Nicho­las Bady —  — Modi­fiée le 13 février 2025 à 04 h 35 

Grands formats — Le musée d’Orsay, véritable trésor culturel niché au cœur de Paris, attire chaque année des millions de visiteurs. Derrière la majesté de son architecture et la richesse de ses collections, un dispositif d’exception veille, en toute discrétion.

Pro­té­ger un édi­fice tel que le musée d’Orsay requiert un haut niveau de com­pé­tence. Trans­for­mée en musée sur déci­sion du pré­sident de la Répu­blique Valé­ry Gis­card d’Estaing, cette ancienne gare datant de la fin du XIXe siècle pré­sente des spé­ci­fi­ci­tés archi­tec­tu­rales com­plexes. Les vastes espaces, les maté­riaux anciens et les tech­niques de construc­tion his­to­riques aug­mentent les risques en cas d’incendie. Les œuvres expo­sées, sou­vent ines­ti­mables, néces­sitent une atten­tion par­ti­cu­lière. Les inter­ven­tions doivent être à la fois rapides et pré­cises, tout en limi­tant les dégâts col­la­té­raux. Un incen­die au sein du musée ne met­trait pas seule­ment en péril les visi­teurs et le per­son­nel, mais éga­le­ment des pans entiers de l’histoire de l’art.

Depuis l’ouverture du musée en 1986, et jusqu’à 1995, la sécu­ri­té du site est assu­rée par les sapeurs-pom­piers de la 4e com­pa­gnie, qui « montent des gardes » à Orsay. En 1995, un déta­che­ment de la Bri­gade est inté­gré dans l’organigramme du musée sous le nom de sec­teur pré­ven­tion sécu­ri­té incen­die (SPSI).
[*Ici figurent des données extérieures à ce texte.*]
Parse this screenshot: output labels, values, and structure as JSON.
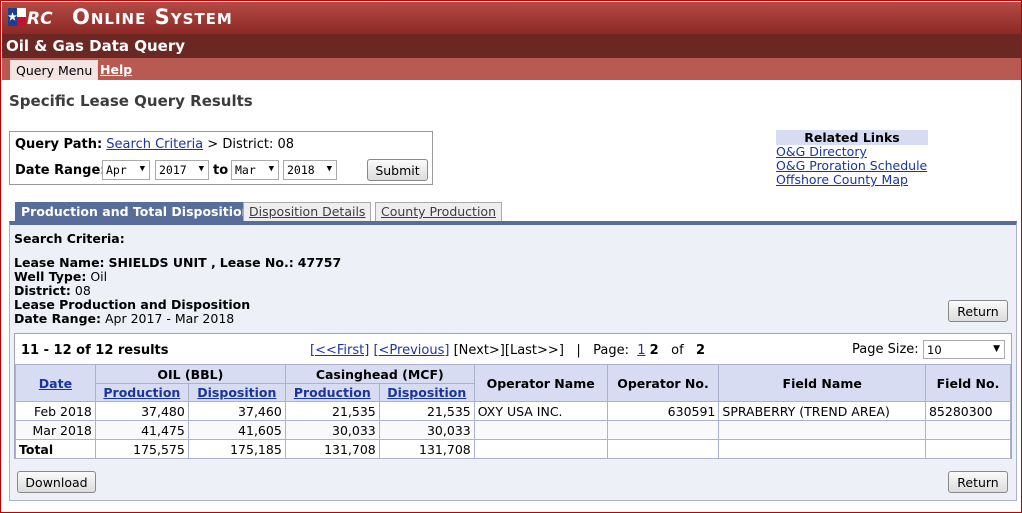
{
  "header": {
    "logo_text": "RRC",
    "system_title": "Online System",
    "app_title": "Oil & Gas Data Query"
  },
  "menu": {
    "query_menu": "Query Menu",
    "help": "Help"
  },
  "page_title": "Specific Lease Query Results",
  "query_path": {
    "label": "Query Path:",
    "link": "Search Criteria",
    "rest": "> District: 08"
  },
  "date_range": {
    "label": "Date Range:",
    "from_month": "Apr",
    "from_year": "2017",
    "to_label": "to",
    "to_month": "Mar",
    "to_year": "2018",
    "submit": "Submit"
  },
  "related_links": {
    "title": "Related Links",
    "links": [
      "O&G Directory",
      "O&G Proration Schedule",
      "Offshore County Map"
    ]
  },
  "tabs": [
    "Production and Total Disposition",
    "Disposition Details",
    "County Production"
  ],
  "criteria": {
    "title": "Search Criteria:",
    "lease_label": "Lease Name:",
    "lease_name": "SHIELDS UNIT ,",
    "lease_no_label": "Lease No.:",
    "lease_no": "47757",
    "well_type_label": "Well Type:",
    "well_type": "Oil",
    "district_label": "District:",
    "district": "08",
    "section": "Lease Production and Disposition",
    "date_range_label": "Date Range:",
    "date_range": "Apr 2017 - Mar 2018"
  },
  "return_label": "Return",
  "download_label": "Download",
  "results": {
    "count": "11 - 12 of 12 results",
    "first": "[<<First]",
    "previous": "[<Previous]",
    "next_last": "[Next>][Last>>]",
    "sep": "|",
    "page_label": "Page:",
    "page_link": "1",
    "page_current": "2",
    "of_label": "of",
    "total_pages": "2",
    "page_size_label": "Page Size:",
    "page_size": "10"
  },
  "table": {
    "headers": {
      "date": "Date",
      "oil": "OIL (BBL)",
      "casinghead": "Casinghead (MCF)",
      "production": "Production",
      "disposition": "Disposition",
      "operator_name": "Operator Name",
      "operator_no": "Operator No.",
      "field_name": "Field Name",
      "field_no": "Field No."
    },
    "rows": [
      {
        "date": "Feb 2018",
        "oil_prod": "37,480",
        "oil_disp": "37,460",
        "gas_prod": "21,535",
        "gas_disp": "21,535",
        "operator_name": "OXY USA INC.",
        "operator_no": "630591",
        "field_name": "SPRABERRY (TREND AREA)",
        "field_no": "85280300"
      },
      {
        "date": "Mar 2018",
        "oil_prod": "41,475",
        "oil_disp": "41,605",
        "gas_prod": "30,033",
        "gas_disp": "30,033",
        "operator_name": "",
        "operator_no": "",
        "field_name": "",
        "field_no": ""
      }
    ],
    "total": {
      "label": "Total",
      "oil_prod": "175,575",
      "oil_disp": "175,185",
      "gas_prod": "131,708",
      "gas_disp": "131,708"
    }
  }
}
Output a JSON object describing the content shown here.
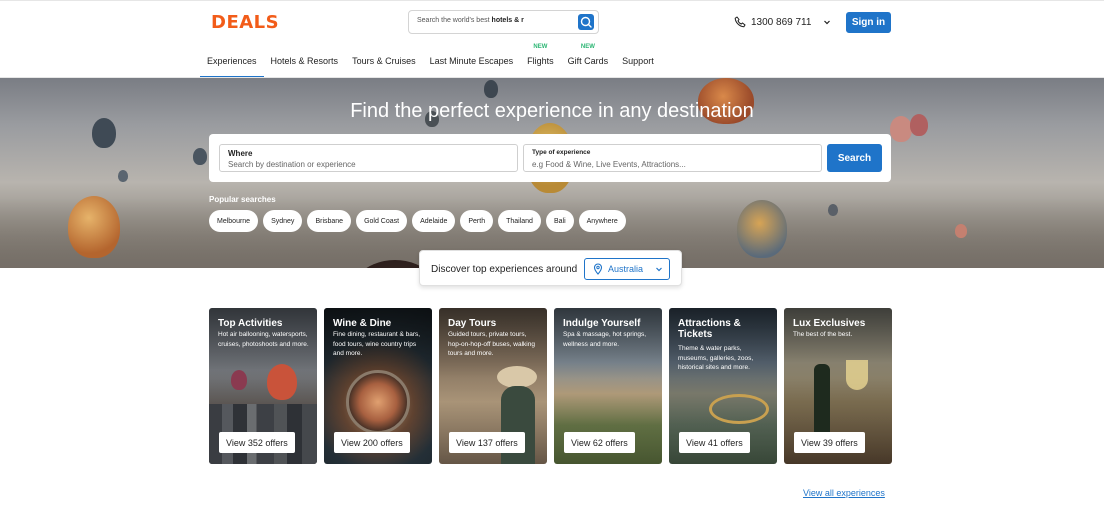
{
  "header": {
    "logo": "DEALS",
    "search": {
      "prefix": "Search the world's best",
      "term": "hotels & r"
    },
    "phone": "1300 869 711",
    "signin": "Sign in"
  },
  "nav": [
    {
      "label": "Experiences",
      "badge": ""
    },
    {
      "label": "Hotels & Resorts",
      "badge": ""
    },
    {
      "label": "Tours & Cruises",
      "badge": ""
    },
    {
      "label": "Last Minute Escapes",
      "badge": ""
    },
    {
      "label": "Flights",
      "badge": "NEW"
    },
    {
      "label": "Gift Cards",
      "badge": "NEW"
    },
    {
      "label": "Support",
      "badge": ""
    }
  ],
  "hero": {
    "title": "Find the perfect experience in any destination",
    "where": {
      "label": "Where",
      "placeholder": "Search by destination or experience"
    },
    "type": {
      "label": "Type of experience",
      "placeholder": "e.g Food & Wine, Live Events, Attractions..."
    },
    "search_button": "Search",
    "popular_title": "Popular searches",
    "popular": [
      "Melbourne",
      "Sydney",
      "Brisbane",
      "Gold Coast",
      "Adelaide",
      "Perth",
      "Thailand",
      "Bali",
      "Anywhere"
    ]
  },
  "discover": {
    "text": "Discover top experiences around",
    "value": "Australia"
  },
  "cards": [
    {
      "title": "Top Activities",
      "desc": "Hot air ballooning, watersports, cruises, photoshoots and more.",
      "button": "View 352 offers"
    },
    {
      "title": "Wine & Dine",
      "desc": "Fine dining, restaurant & bars, food tours, wine country trips and more.",
      "button": "View 200 offers"
    },
    {
      "title": "Day Tours",
      "desc": "Guided tours, private tours, hop-on-hop-off buses, walking tours and more.",
      "button": "View 137 offers"
    },
    {
      "title": "Indulge Yourself",
      "desc": "Spa & massage, hot springs, wellness and more.",
      "button": "View 62 offers"
    },
    {
      "title": "Attractions & Tickets",
      "desc": "Theme & water parks, museums, galleries, zoos, historical sites and more.",
      "button": "View 41 offers"
    },
    {
      "title": "Lux Exclusives",
      "desc": "The best of the best.",
      "button": "View 39 offers"
    }
  ],
  "view_all": "View all experiences",
  "colors": {
    "brand_orange": "#f25c19",
    "primary_blue": "#1f74c9",
    "new_green": "#2bb673"
  }
}
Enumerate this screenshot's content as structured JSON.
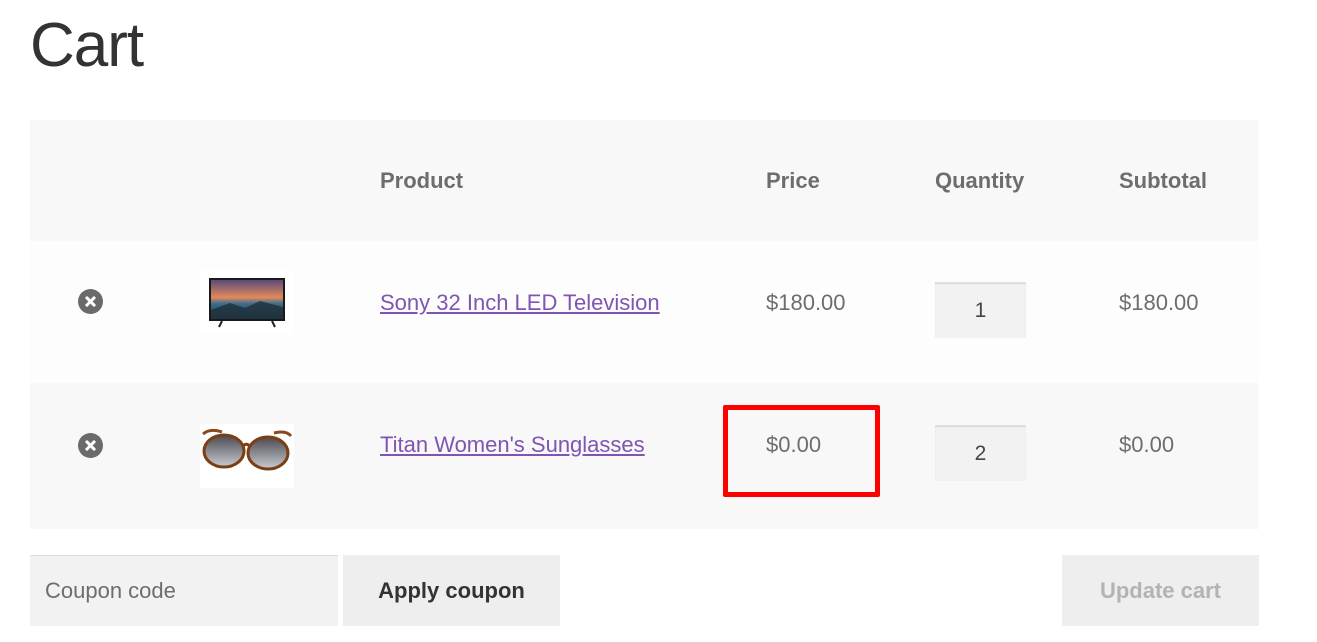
{
  "page": {
    "title": "Cart"
  },
  "table": {
    "headers": {
      "product": "Product",
      "price": "Price",
      "quantity": "Quantity",
      "subtotal": "Subtotal"
    },
    "rows": [
      {
        "product_name": "Sony 32 Inch LED Television",
        "price": "$180.00",
        "quantity": "1",
        "subtotal": "$180.00",
        "thumbnail": "tv-thumbnail"
      },
      {
        "product_name": "Titan Women's Sunglasses",
        "price": "$0.00",
        "quantity": "2",
        "subtotal": "$0.00",
        "thumbnail": "sunglasses-thumbnail"
      }
    ]
  },
  "actions": {
    "coupon_placeholder": "Coupon code",
    "apply_coupon_label": "Apply coupon",
    "update_cart_label": "Update cart"
  },
  "colors": {
    "link": "#7f54b3",
    "highlight": "#ff0000",
    "table_background": "#f8f8f8",
    "remove_icon": "#6a6a6a"
  },
  "icons": {
    "remove": "remove-item-icon"
  }
}
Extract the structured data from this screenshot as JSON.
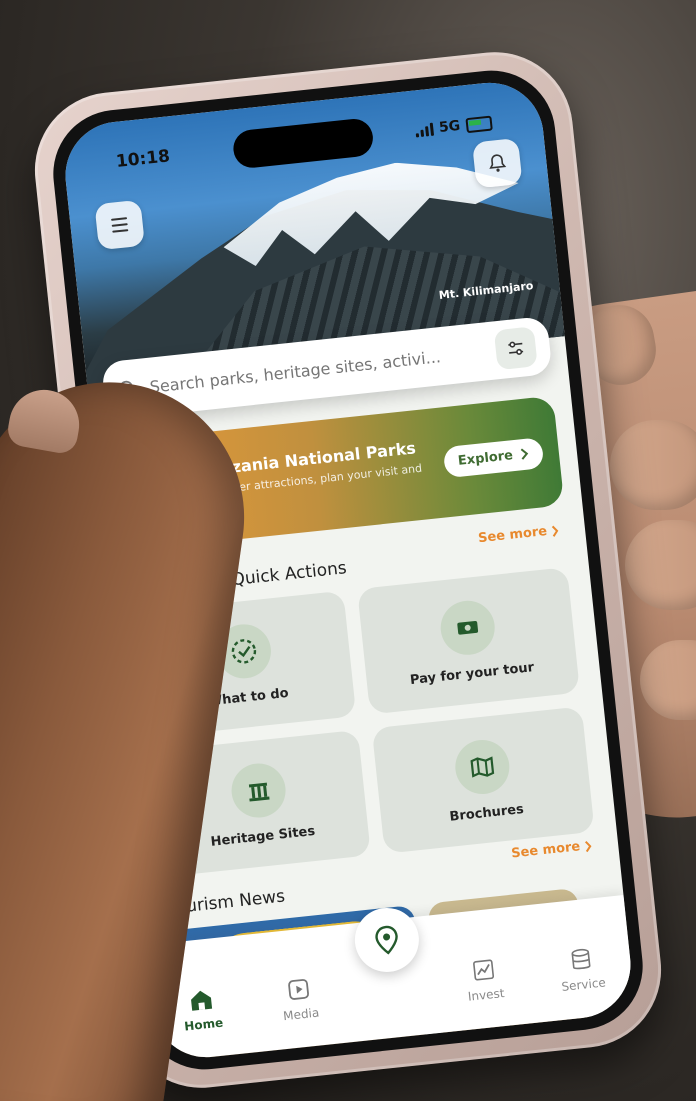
{
  "status": {
    "time": "10:18",
    "network": "5G"
  },
  "hero": {
    "caption": "Mt. Kilimanjaro"
  },
  "search": {
    "placeholder": "Search parks, heritage sites, activi..."
  },
  "banner": {
    "title": "Tanzania National Parks",
    "subtitle": "Discover attractions, plan your visit and more",
    "button": "Explore"
  },
  "quick_actions": {
    "title": "Explore Quick Actions",
    "see_more": "See more",
    "items": [
      {
        "label": "What to do",
        "icon": "clock-check-icon"
      },
      {
        "label": "Pay for your tour",
        "icon": "money-icon"
      },
      {
        "label": "Heritage Sites",
        "icon": "monument-icon"
      },
      {
        "label": "Brochures",
        "icon": "map-icon"
      }
    ]
  },
  "news": {
    "title": "Tourism News",
    "see_more": "See more"
  },
  "tabbar": {
    "items": [
      {
        "label": "Home",
        "icon": "home-icon",
        "active": true
      },
      {
        "label": "Media",
        "icon": "media-icon"
      },
      {
        "label": "Invest",
        "icon": "chart-icon"
      },
      {
        "label": "Service",
        "icon": "database-icon"
      }
    ]
  },
  "colors": {
    "accent": "#e8892e",
    "primary_green": "#245a2c",
    "tile_bg": "#dde2dc"
  }
}
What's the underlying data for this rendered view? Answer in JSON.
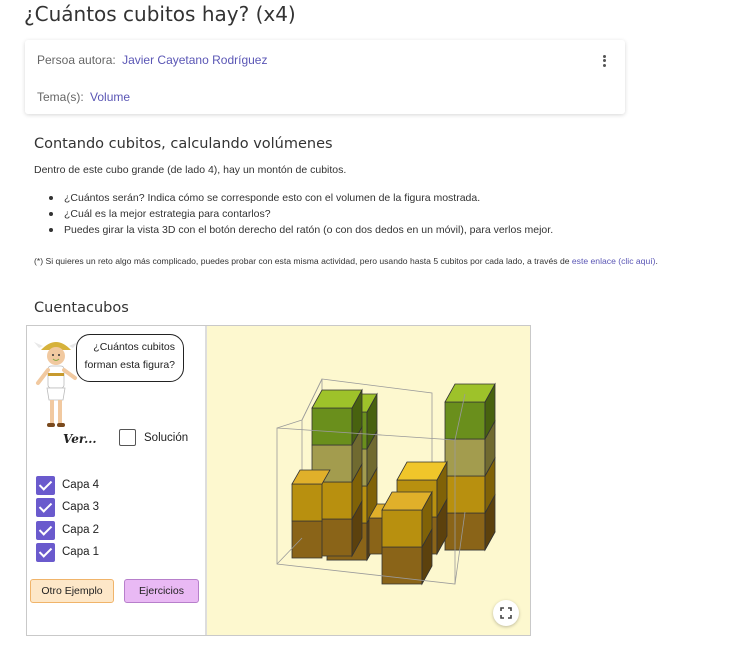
{
  "page": {
    "title": "¿Cuántos cubitos hay? (x4)"
  },
  "meta": {
    "author_label": "Persoa autora:",
    "author_name": "Javier Cayetano Rodríguez",
    "topic_label": "Tema(s):",
    "topic_name": "Volume",
    "menu_icon": "kebab-menu-icon"
  },
  "section1": {
    "title": "Contando cubitos, calculando volúmenes",
    "intro": "Dentro de este cubo grande (de lado 4), hay un montón de cubitos.",
    "bullets": [
      "¿Cuántos serán? Indica cómo se corresponde esto con el volumen de la figura mostrada.",
      "¿Cuál es la mejor estrategia para contarlos?",
      "Puedes girar la vista 3D con el botón derecho del ratón (o con dos dedos en un móvil), para verlos mejor."
    ],
    "note_text": "(*) Si quieres un reto algo más complicado, puedes probar con esta misma actividad, pero usando hasta 5 cubitos por cada lado, a través de ",
    "note_link": "este enlace (clic aquí)",
    "note_end": "."
  },
  "section2": {
    "title": "Cuentacubos"
  },
  "applet": {
    "bubble_line1": "¿Cuántos cubitos",
    "bubble_line2": "forman esta figura?",
    "ver_label": "Ver...",
    "solution_label": "Solución",
    "solution_checked": false,
    "layers": [
      {
        "label": "Capa 4",
        "checked": true
      },
      {
        "label": "Capa 3",
        "checked": true
      },
      {
        "label": "Capa 2",
        "checked": true
      },
      {
        "label": "Capa 1",
        "checked": true
      }
    ],
    "btn_otro": "Otro Ejemplo",
    "btn_ejercicios": "Ejercicios",
    "fullscreen_icon": "fullscreen-icon",
    "colors": {
      "view_bg": "#fdf8cf",
      "checkbox": "#6a5acd",
      "otro_bg": "#fde7c8",
      "ejercicios_bg": "#e9b9f4",
      "layer1": "#8a6418",
      "layer2": "#b8900f",
      "layer3": "#a39c4e",
      "layer4": "#6a8f1c"
    }
  }
}
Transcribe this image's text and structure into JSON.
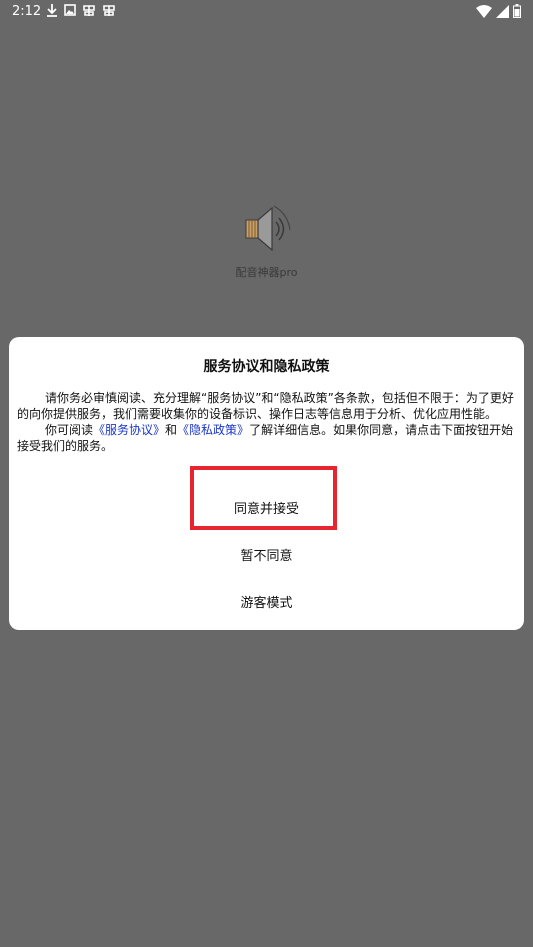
{
  "status_bar": {
    "time": "2:12",
    "left_icons": [
      "download-icon",
      "image-icon",
      "bug-icon",
      "bug-icon"
    ],
    "right_icons": [
      "wifi-icon",
      "signal-icon",
      "battery-icon"
    ]
  },
  "app": {
    "name": "配音神器pro",
    "logo_icon": "speaker-icon"
  },
  "dialog": {
    "title": "服务协议和隐私政策",
    "para1": "请你务必审慎阅读、充分理解“服务协议”和“隐私政策”各条款，包括但不限于：为了更好的向你提供服务，我们需要收集你的设备标识、操作日志等信息用于分析、优化应用性能。",
    "para2_prefix": "你可阅读",
    "link_service": "《服务协议》",
    "para2_and": "和",
    "link_privacy": "《隐私政策》",
    "para2_suffix": "了解详细信息。如果你同意，请点击下面按钮开始接受我们的服务。",
    "agree_button": "同意并接受",
    "decline_button": "暂不同意",
    "guest_button": "游客模式"
  },
  "colors": {
    "overlay": "#686868",
    "link": "#1a36c9",
    "highlight": "#e6252e"
  }
}
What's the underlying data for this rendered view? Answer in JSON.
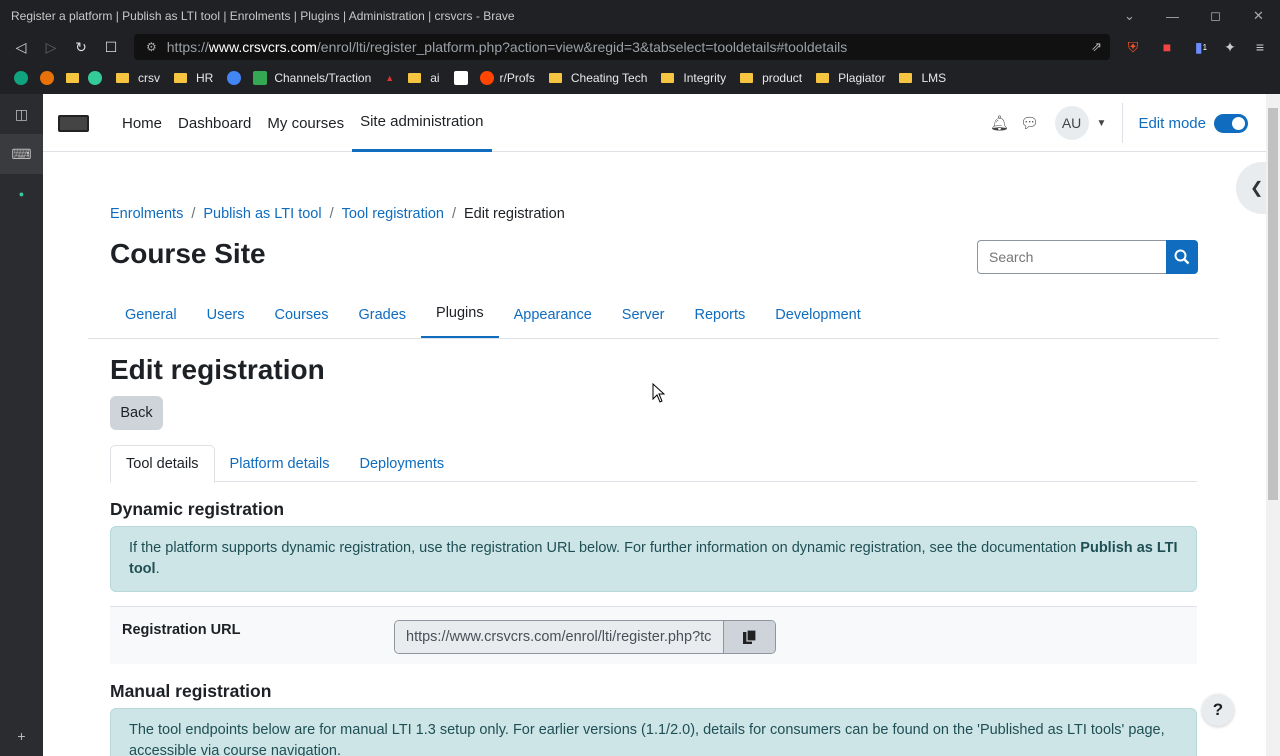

Aujourd’hui, « le centre de secours spé­cia­li­sé Orsay est com­po­sé de quinze sapeurs-pom­piers de Paris, indique le major Jean-Marie Le Nadant, chef du déta­che­ment depuis sep­tembre 2024. Un major et un adju­dant-chef titu­laires de la for­ma­tion PRV2 sont en ser­vice d’appui et de secours, tan­dis que quatre ser­gents et neuf mili­taires du rang sont en ser­vice d’incendie et de secours et assurent des mis­sions de type SSIAP1. » Le déta­che­ment du musée d’Orsay com­pose, avec le déta­che­ment du Louvre, la 43e com­pa­gnie du Grou­pe­ment des appuis et de secours (GAS).

Œuvrer dans l’ombre. Le SPSI assure quo­ti­dien­ne­ment la sur­veillance incen­die du musée d’Orsay. Sa pré­sence garan­tit une réac­ti­vi­té opti­male face à tout inci­dent. « Il y a quatre sapeurs-pom­piers de garde chaque jour, pour­suit le major. Un ser­gent est chef de poste, deux mili­taires du rang sont res­pec­ti­ve­ment chef d’équipe et équi­pier, tan­dis qu’un troi­sième mili­taire du rang gère le sys­tème de sécu­ri­té incen­die à la cen­trale de sur­veillance du musée. » 

Ces pom­piers ne se contentent pas de sur­veiller : ils sont éga­le­ment for­més aux spé­ci­fi­ci­tés des bâti­ments his­to­riques et à la mani­pu­la­tion d’œuvres d’art en situa­tion d’urgence. Leur mis­sion inclut notam­ment la pré­ven­tion, la pré­vi­sion et la lutte contre les incen­dies, la pro­tec­tion des per­sonnes
et du patri­moine, le secours d’urgence, l’élaboration et le sui­vi des per­mis de feu et le conseil tech­nique auprès du COS2 en cas d’engagement des secours extérieurs.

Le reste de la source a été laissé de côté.